The sequel is proving far more complex, but the U.S. has just half as many troops in the region, and fewer than 90,000 in Iraq itself.
Some military analysts have questioned that disparity, saying stiffer-than-expected Iraqi resistance underscores the gamble Defense Secretary Donald Rumsfeld and his war planners took in crafting troop deployments.
One analyst, Daniel Goure of the Lexington Institute, said this week that U.S. forces were "a division or two light." Another, retired Gen. Barry McCaffrey, told NBC News that the Pentagon had risked "disaster" by not sending enough troops to Iraq.
The argument goes that with more troops, the U.S.-led forces would have been better able to stave off the Fedayeen and other mobile militias that have attacked long coalition supply lines.
Some units on the road to Baghdad have had to be redirected into fighting back.
But Rumsfeld and his field commanders have bristled at such claims and contend the war plan is working excellently.
They point to such successes as securing key airstrips and oil fields, getting to within 50 miles of Baghdad within days and dropping paratroopers into northern Iraq.
At a Camp David news conference Thursday with British Prime Minister Tony Blair, President Bush sidestepped a question about whether the strong resistance U.S. troops faced in southern Iraq indicates the war could take longer than expected.

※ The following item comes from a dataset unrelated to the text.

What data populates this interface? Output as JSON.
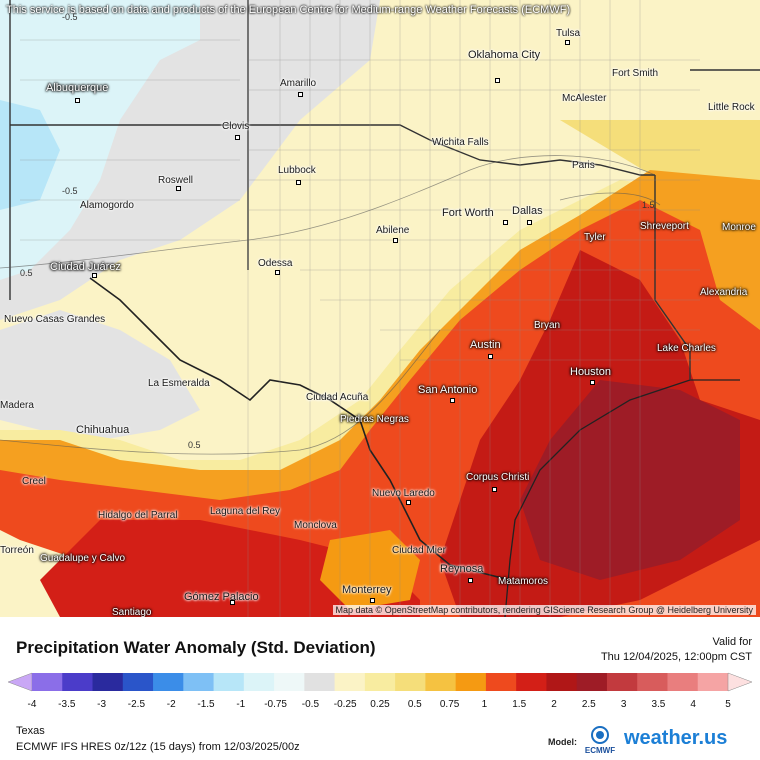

"This isn't a matter of timetable, it's a matter of victory," Bush said. "Saddam Hussein will be removed, no matter how long it takes."
Harlan Ullman, senior associate at Washington's Center for Strategic & International Studies and an architect of the "shock and awe" bombing strategy touted in this war, said critics of the troop deployment are mistaken, although many more soldiers will be needed in the peacekeeping and occupation phase.